1.1 Alexei Aïgui : Qui êtes-vous ?
Vous êtes violoniste et compositeur russe, chef de l'Ensemble 4'33" créé dans les années 90. 4′33″ est d’abord un morceau composé par John Cage en 1940 : il est constitué par le silence qu’offrent des musiciens qui ne jouent pas dans une salle de concert. Vous célébrez le silence en écho au bruit et à la fureur du monde. Votre travail musical s’inscrit donc ainsi dans ce même rapport particulier au silence ou à l’absence de son, au lien qui lie l'interprète de la musique et celui qui la reçoit, l’écoute. Cet ensemble composé d'une dizaine de musiciens joue une musique inclassable brisant les frontières entre le rock et la musique classique.
Vous avez écrit beaucoup de musiques pour le cinéma et vous vous êtes entretenu, il y a bien longtemps déjà avec un grand spécialiste du cinéma, Thierry Jousse, sur ce qui anime votre besoin d’accompagner la musique avec ou par l’image, de définir en quelque sorte la composition de la musique comme celui du poème à partir des images et de la mémoire diffuse de celles-ci.

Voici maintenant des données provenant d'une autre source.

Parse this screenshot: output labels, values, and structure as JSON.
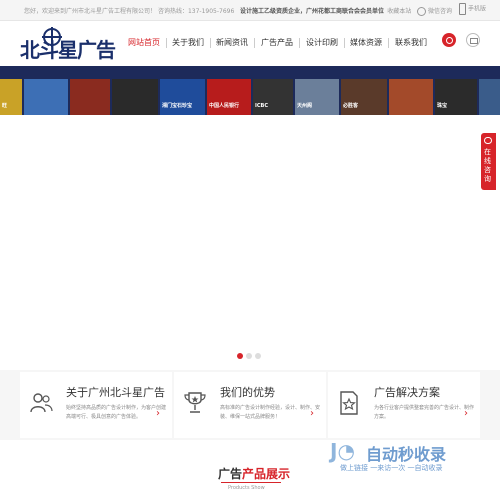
{
  "topbar": {
    "welcome": "您好，欢迎来到广州市北斗星广告工程有限公司！",
    "hotline_label": "咨询热线：",
    "hotline": "137-1905-7696",
    "qualification": "设计施工乙级资质企业，广州花都工商联合会会员单位",
    "favorite": "收藏本站",
    "wechat": "微信咨询",
    "mobile": "手机版"
  },
  "logo": {
    "text": "北斗星广告"
  },
  "nav": {
    "items": [
      "网站首页",
      "关于我们",
      "新闻资讯",
      "广告产品",
      "设计印刷",
      "媒体资源",
      "联系我们"
    ]
  },
  "banner": {
    "signs": [
      "旺",
      "ICBC",
      "中国人民银行",
      "湘门宝石珍宝",
      "天州阁",
      "必胜客",
      "中国工商银行",
      "珠宝"
    ]
  },
  "consult": {
    "label": "在线咨询"
  },
  "features": [
    {
      "title": "关于广州北斗星广告",
      "desc": "始终坚持高品质的广告设计制作，为客户创建高端可行、极具创意的广告体验。",
      "icon": "people-icon"
    },
    {
      "title": "我们的优势",
      "desc": "高标准的广告设计制作经验，设计、制作、安装、维保一站式品牌服务！",
      "icon": "trophy-icon"
    },
    {
      "title": "广告解决方案",
      "desc": "为各行业客户提供整套完善的广告设计、制作方案。",
      "icon": "star-document-icon"
    }
  ],
  "products": {
    "title_a": "广告",
    "title_b": "产品展示",
    "subtitle": "Products Show"
  },
  "watermark": {
    "name": "自动秒收录",
    "tagline": "做上链接 一来访一次 一自动收录"
  },
  "colors": {
    "brand_red": "#d7242a",
    "logo_blue": "#1a2f6b",
    "banner_dark": "#1d2a5a"
  }
}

C’est tout naturellement que vous travaillez pour le cinéma pour donner simplement corps et densité aux émotions que figurent des images figées. Au cinéma, vous avez travaillé régulièrement avec les cinéastes Pascal Bonitzer (Le Grand alibi, Cherchez Hortense) et Raoul Peck (Exterminez toutes ces brutes, I Am Not Your Negro, Le Jeune Karl Marx). Et tout dernièrement, vous venez de signer la BO du film Anger de la russo-libanaise Maria Surae.

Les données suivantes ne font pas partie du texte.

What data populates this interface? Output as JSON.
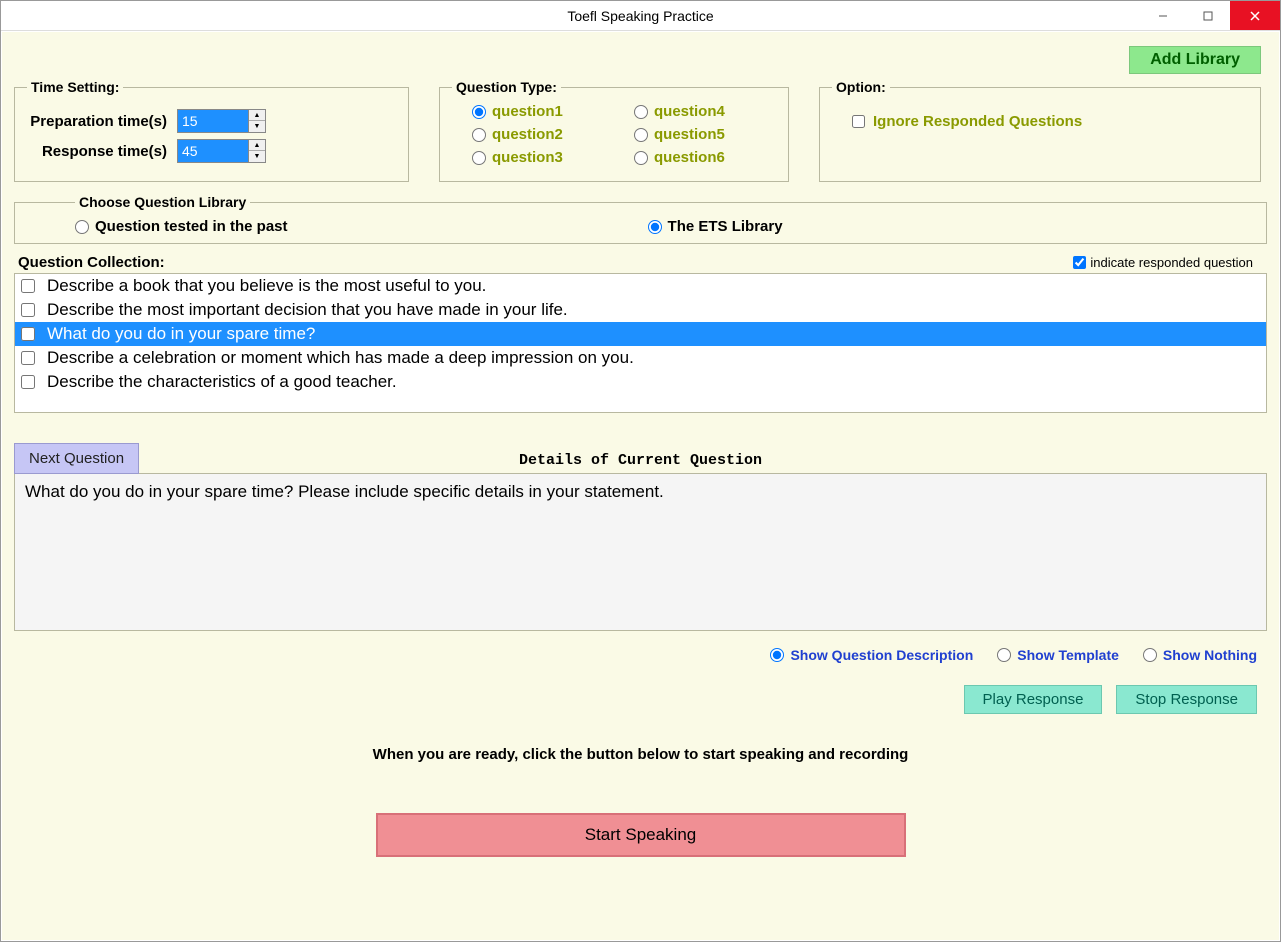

1.2 Pourquoi aimez-vous travailler avec et pour le cinéma ? Etes-vous cinéphile vous-même ?
C’est aussi les clips de votre musique qui disent une expérience vitale et presque existentielle de l’image et du son : je pense au très beau clip cellobass de l’album palimpseste né en 2021 avec votre ensemble 4’33. Un circuit de voiture sur un tapis de feuilles mortes où l’on suit et expérimente le trajet de ce petit bolide clignotant. Un trajet fait de tour sur lui-même, de demi-tour, d’arrêt plus ou moins long, de montée de descente, de prise de vitesse. Jamais de recul.

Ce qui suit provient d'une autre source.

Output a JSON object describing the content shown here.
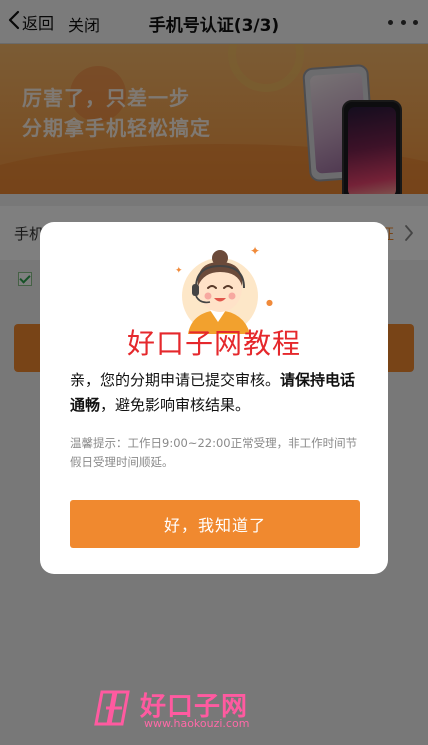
{
  "nav": {
    "back_label": "返回",
    "close_label": "关闭",
    "title": "手机号认证(3/3)"
  },
  "banner": {
    "line1": "厉害了，只差一步",
    "line2": "分期拿手机轻松搞定"
  },
  "form": {
    "row_label": "手机",
    "row_link": "证"
  },
  "dialog": {
    "watermark": "好口子网教程",
    "message_plain_1": "亲，您的分期申请已提交审核。",
    "message_bold_1": "请保持电话通畅",
    "message_plain_2": "，避免影响审核结果。",
    "tip": "温馨提示：工作日9:00~22:00正常受理，非工作时间节假日受理时间顺延。",
    "ok_label": "好，我知道了"
  },
  "watermark": {
    "name": "好口子网",
    "url": "www.haokouzi.com"
  },
  "colors": {
    "accent": "#f0892f",
    "watermark_red": "#e5282c",
    "watermark_pink": "#ff5aa0"
  },
  "icons": [
    "chevron-left-icon",
    "more-icon",
    "chevron-right-icon",
    "checkbox-icon",
    "agent-avatar-icon",
    "sparkle-icon",
    "logo-icon"
  ]
}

Cette vidéo est très explicite : elle concerne le palimpseste (parchemin dont on a effacé la première écriture pour pouvoir en écrire une nouvelle) : le processus d’écriture et de réécriture : la possibilité d’étoffer ou de réduire, de coller ou de couper pour donner de l’ampleur à la marche et à la musique, de rendre vivant ou mélodique chaque être (instrument) sur un tas de ruines ou de feuilles mortes. (D’abord le violoncelle et la guitare, puis la harpe, enfin votre violon.) Qui a fait cette vidéo ?
Comment écrivez-vous votre musique ? Réécrivez-vous à partir d’un thème majeur, repris et sans cesse revisité ? Est-ce important de ne pas se répéter pour vous ? N’est-ce pas le sens de l’attention que vous portez aux rencontres, pour vous renouveler écrire une nouvelle partition sur les anciennes ?
1.3. Créer avec d’autres :
En dehors du cinéma, c’est bien évidemment les concerts qui fondent le sens de votre existence. Vous avez enregistré plusieurs albums avec Dietmar Bonnen et travaillez aussi beaucoup en Allemagne. Vous travaillez en ensemble symphonique en duo avec le guitariste Michel Gentils en trio avec le trio far 5 (Eric Jacot à la contrebasse et Pablo Nemirovsky au bandonéon).
Ecouter Alexei Aigui : Les lieux des concerts
Où avez-vous l’habitude de jouer de la musique en dehors des répétitions ? Entre les rendez-vous d’ailleurs à Paris et la cathédrale de Die dans la Drôme où vous vivez, que partagez-vous dans l'expérience très intime d’un concert ? Quel sens du sacré revêt alors le moment du concert ?
Vos prochains concerts :
Jeudi 13 juillet 2023 à 20h30 : FAR - Musique de nulle part, Théâtre Aleph Teatro, Ivry-sur-Seine
Mardi 25 juillet de 20h30 à 23h30 : Alexei Aigui & Michel Gentils duo, Château de Monmeilleur, Isère
29 juillet : Valdrome (avec le guitariste Michel Gentils)
24 septembre : Drôme (avec Dietmar Bonnen)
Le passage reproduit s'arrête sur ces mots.